Bild flüchtling im Wasser
Steht dieser Mann im Wasser? Das Foto wird seit Jahren als angeblicher Beleg verwendet, dass die Szene gestellt war. (Screenshot / Bearbeitung: CORRECTIV)
Bewertung
Teilweise falsch
Über diese Bewertung
Teilweise falsch. Der Vorfall ereignete sich im offenen Meer, nicht in „knietiefem“ Wasser. Es kann nicht geklärt werden, warum es so wirkt, als stünde der Mann – möglich ist eine optische Täuschung.

Manche Gerüchte im Netz halten sich jahrelang erfolgreich. Eines davon handelt von einem schiffbrüchigen Mann, der im Wasser zu stehen scheint, wie auf einem Foto zu sehen ist. Ist es ein Beweis dafür, dass die Menschen sich gar nicht wirklich in Seenot sondern in unmittelbarer Ufernähe befanden? 

Das Bild in einem aktuellen Facebook-Post vom 8. August 2019. (Screenshot: CORRECTIV)

Das zumindest suggerieren viele Beiträge in verschiedenen Sprachen im Netz. Mit der Bilder-Rückwärtssuche über Google, Yandex und Tineye finden sich schnell hunderte Versionen des Fotos. Im Umlauf ist das Bild mit dem roten Pfeil laut Tineye mindestens seit Januar 2016, damals tauchte es mit schwedischer Aufschrift auf. 

„Wie kann diese Person aufstehen?“, steht auf Schwedisch auf diesem Foto, das am 20. Januar 2016 laut der Suchmaschine Tineye im Netz auftauchte. (Screenshot aus der Bildersuche von Tineye: CORRECTIV)

Am 8. August 2019 wurde es in der deutschen Facebook-Gruppe „Freunde des MC Germanen Mannheim / 713“ erneut hochgeladen. Darüber steht: „Pleite Pech und Pannen beim Versuch der Bevölkerung Bilder von armen Flüchtlingen die fast ertrinken im knietiefen Wasser zu zeigen, oder läuft da Moses?“ Der Beitrag wurde bisher mehr als 17.400 Mal geteilt.

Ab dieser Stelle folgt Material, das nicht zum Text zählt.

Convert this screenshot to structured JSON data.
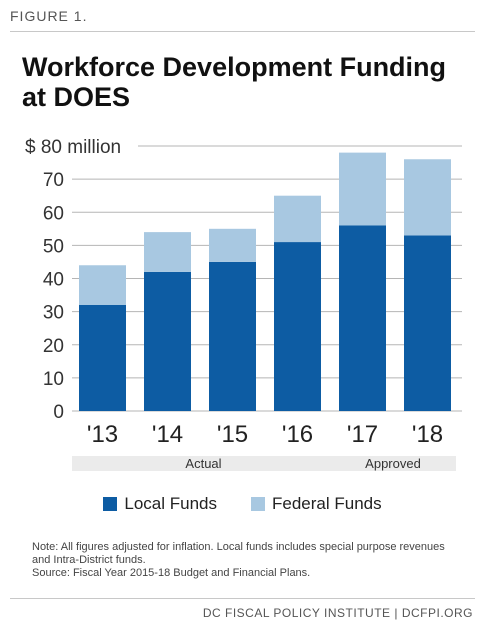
{
  "figure_label": "FIGURE 1.",
  "chart_data": {
    "type": "bar",
    "stacked": true,
    "title": "Workforce Development Funding at DOES",
    "categories": [
      "'13",
      "'14",
      "'15",
      "'16",
      "'17",
      "'18"
    ],
    "series": [
      {
        "name": "Local Funds",
        "color": "#0d5ca3",
        "values": [
          32,
          42,
          45,
          51,
          56,
          53
        ]
      },
      {
        "name": "Federal Funds",
        "color": "#a8c8e1",
        "values": [
          12,
          12,
          10,
          14,
          22,
          23
        ]
      }
    ],
    "ylim": [
      0,
      80
    ],
    "yticks": [
      0,
      10,
      20,
      30,
      40,
      50,
      60,
      70,
      80
    ],
    "ytick_top_label": "$ 80 million",
    "grid": true,
    "legend_position": "bottom",
    "groups": [
      {
        "label": "Actual",
        "categories": [
          "'13",
          "'14",
          "'15",
          "'16"
        ]
      },
      {
        "label": "Approved",
        "categories": [
          "'17",
          "'18"
        ]
      }
    ],
    "group_band_color": "#ebebeb"
  },
  "note": {
    "line1": "Note: All figures adjusted for inflation. Local funds includes special purpose revenues and Intra-District funds.",
    "line2": "Source: Fiscal Year 2015-18 Budget and Financial Plans."
  },
  "footer": "DC FISCAL POLICY INSTITUTE | DCFPI.ORG"
}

Doch ist das Wasser tatsächlich „knietief“ – und läuft beziehungsweise steht der Mann wirklich im Wasser? CORRECTIV hat den Ursprung des Fotos rekonstruiert.

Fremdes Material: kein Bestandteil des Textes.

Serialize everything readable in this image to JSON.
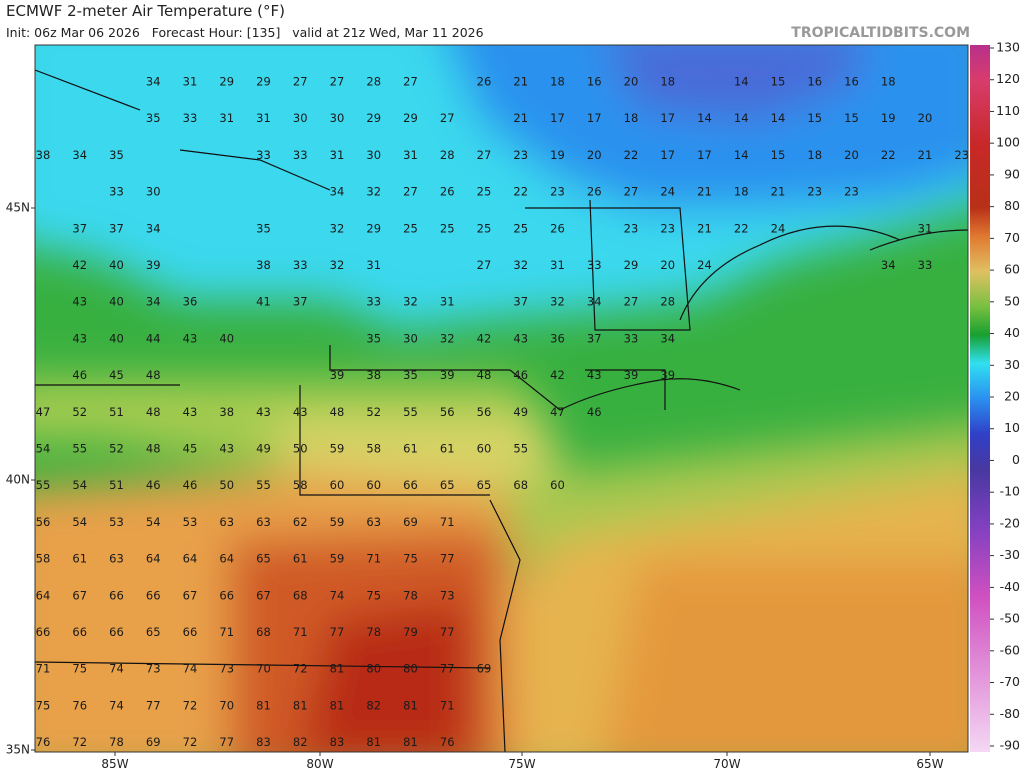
{
  "header": {
    "title": "ECMWF 2-meter Air Temperature (°F)",
    "subtitle": "Init: 06z Mar 06 2026   Forecast Hour: [135]   valid at 21z Wed, Mar 11 2026",
    "source": "TROPICALTIDBITS.COM"
  },
  "axes": {
    "lon_labels": [
      "85W",
      "80W",
      "75W",
      "70W",
      "65W"
    ],
    "lat_labels": [
      "45N",
      "40N",
      "35N"
    ]
  },
  "colorbar": {
    "ticks": [
      130,
      120,
      110,
      100,
      90,
      80,
      70,
      60,
      50,
      40,
      30,
      20,
      10,
      0,
      -10,
      -20,
      -30,
      -40,
      -50,
      -60,
      -70,
      -80,
      -90
    ]
  },
  "temperatures": {
    "rows": [
      [
        null,
        null,
        null,
        34,
        31,
        29,
        29,
        27,
        27,
        28,
        27,
        null,
        26,
        21,
        18,
        16,
        20,
        18,
        null,
        14,
        15,
        16,
        16,
        18,
        null,
        null
      ],
      [
        null,
        null,
        null,
        35,
        33,
        31,
        31,
        30,
        30,
        29,
        29,
        27,
        null,
        21,
        17,
        17,
        18,
        17,
        14,
        14,
        14,
        15,
        15,
        19,
        20,
        null
      ],
      [
        38,
        34,
        35,
        null,
        null,
        null,
        33,
        33,
        31,
        30,
        31,
        28,
        27,
        23,
        19,
        20,
        22,
        17,
        17,
        14,
        15,
        18,
        20,
        22,
        21,
        23
      ],
      [
        null,
        null,
        33,
        30,
        null,
        null,
        null,
        null,
        34,
        32,
        27,
        26,
        25,
        22,
        23,
        26,
        27,
        24,
        21,
        18,
        21,
        23,
        23,
        null,
        null,
        null
      ],
      [
        null,
        37,
        37,
        34,
        null,
        null,
        35,
        null,
        32,
        29,
        25,
        25,
        25,
        25,
        26,
        null,
        23,
        23,
        21,
        22,
        24,
        null,
        null,
        null,
        31,
        null
      ],
      [
        null,
        42,
        40,
        39,
        null,
        null,
        38,
        33,
        32,
        31,
        null,
        null,
        27,
        32,
        31,
        33,
        29,
        20,
        24,
        null,
        null,
        null,
        null,
        34,
        33,
        null
      ],
      [
        null,
        43,
        40,
        34,
        36,
        null,
        41,
        37,
        null,
        33,
        32,
        31,
        null,
        37,
        32,
        34,
        27,
        28,
        null,
        null,
        null,
        null,
        null,
        null,
        null,
        null
      ],
      [
        null,
        43,
        40,
        44,
        43,
        40,
        null,
        null,
        null,
        35,
        30,
        32,
        42,
        43,
        36,
        37,
        33,
        34,
        null,
        null,
        null,
        null,
        null,
        null,
        null,
        null
      ],
      [
        null,
        46,
        45,
        48,
        null,
        null,
        null,
        null,
        39,
        38,
        35,
        39,
        48,
        46,
        42,
        43,
        39,
        39,
        null,
        null,
        null,
        null,
        null,
        null,
        null,
        null
      ],
      [
        47,
        52,
        51,
        48,
        43,
        38,
        43,
        43,
        48,
        52,
        55,
        56,
        56,
        49,
        47,
        46,
        null,
        null,
        null,
        null,
        null,
        null,
        null,
        null,
        null,
        null
      ],
      [
        54,
        55,
        52,
        48,
        45,
        43,
        49,
        50,
        59,
        58,
        61,
        61,
        60,
        55,
        null,
        null,
        null,
        null,
        null,
        null,
        null,
        null,
        null,
        null,
        null,
        null
      ],
      [
        55,
        54,
        51,
        46,
        46,
        50,
        55,
        58,
        60,
        60,
        66,
        65,
        65,
        68,
        60,
        null,
        null,
        null,
        null,
        null,
        null,
        null,
        null,
        null,
        null,
        null
      ],
      [
        56,
        54,
        53,
        54,
        53,
        63,
        63,
        62,
        59,
        63,
        69,
        71,
        null,
        null,
        null,
        null,
        null,
        null,
        null,
        null,
        null,
        null,
        null,
        null,
        null,
        null
      ],
      [
        58,
        61,
        63,
        64,
        64,
        64,
        65,
        61,
        59,
        71,
        75,
        77,
        null,
        null,
        null,
        null,
        null,
        null,
        null,
        null,
        null,
        null,
        null,
        null,
        null,
        null
      ],
      [
        64,
        67,
        66,
        66,
        67,
        66,
        67,
        68,
        74,
        75,
        78,
        73,
        null,
        null,
        null,
        null,
        null,
        null,
        null,
        null,
        null,
        null,
        null,
        null,
        null,
        null
      ],
      [
        66,
        66,
        66,
        65,
        66,
        71,
        68,
        71,
        77,
        78,
        79,
        77,
        null,
        null,
        null,
        null,
        null,
        null,
        null,
        null,
        null,
        null,
        null,
        null,
        null,
        null
      ],
      [
        71,
        75,
        74,
        73,
        74,
        73,
        70,
        72,
        81,
        80,
        80,
        77,
        69,
        null,
        null,
        null,
        null,
        null,
        null,
        null,
        null,
        null,
        null,
        null,
        null,
        null
      ],
      [
        75,
        76,
        74,
        77,
        72,
        70,
        81,
        81,
        81,
        82,
        81,
        71,
        null,
        null,
        null,
        null,
        null,
        null,
        null,
        null,
        null,
        null,
        null,
        null,
        null,
        null
      ],
      [
        76,
        72,
        78,
        69,
        72,
        77,
        83,
        82,
        83,
        81,
        81,
        76,
        null,
        null,
        null,
        null,
        null,
        null,
        null,
        null,
        null,
        null,
        null,
        null,
        null,
        null
      ]
    ]
  }
}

Die Aufnahme stammt von der türkischen Küstenwache im Dezember 2015

Die Nachrichtenseiten Istanbul Haber und AlJazeera Turk berichteten 2015 übereinstimmend über einen Rettungseinsatz der türkischen Küstenwache der Provinz Muğla. Er habe sich am 16. Dezember 2015 zugetragen, laut Istanbul Haber seien 65 Menschen, darunter Kinder, schiffbrüchig gewesen und größtenteils gerettet worden. Laut AlJazeera Turk wurden etwa 60 Menschen gerettet. Beide Medien berichten, drei Babys und ein Kind seien gestorben und ein weiteres Kind sei nicht gefunden worden. 

Istanbul Haber veröffentlichte zwei Fotos des Vorfalls, die im Artikel zu sehen sind. Eines davon ist jenes, das im Netz kursiert. Auf dem zweiten Foto wirkt der Oberkörper des Mannes kürzer. Er scheint hier auf den ersten Blick nicht so weit aus dem Wasser zu ragen.

Links das Bild, von dem der rot markierte Ausschnitt im Netz zirkuliert. Rechts ein zweites Foto, das die türkische Küstenwache von diesem Einsatz veröffentlichte. (Screenshot: CORRECTIV)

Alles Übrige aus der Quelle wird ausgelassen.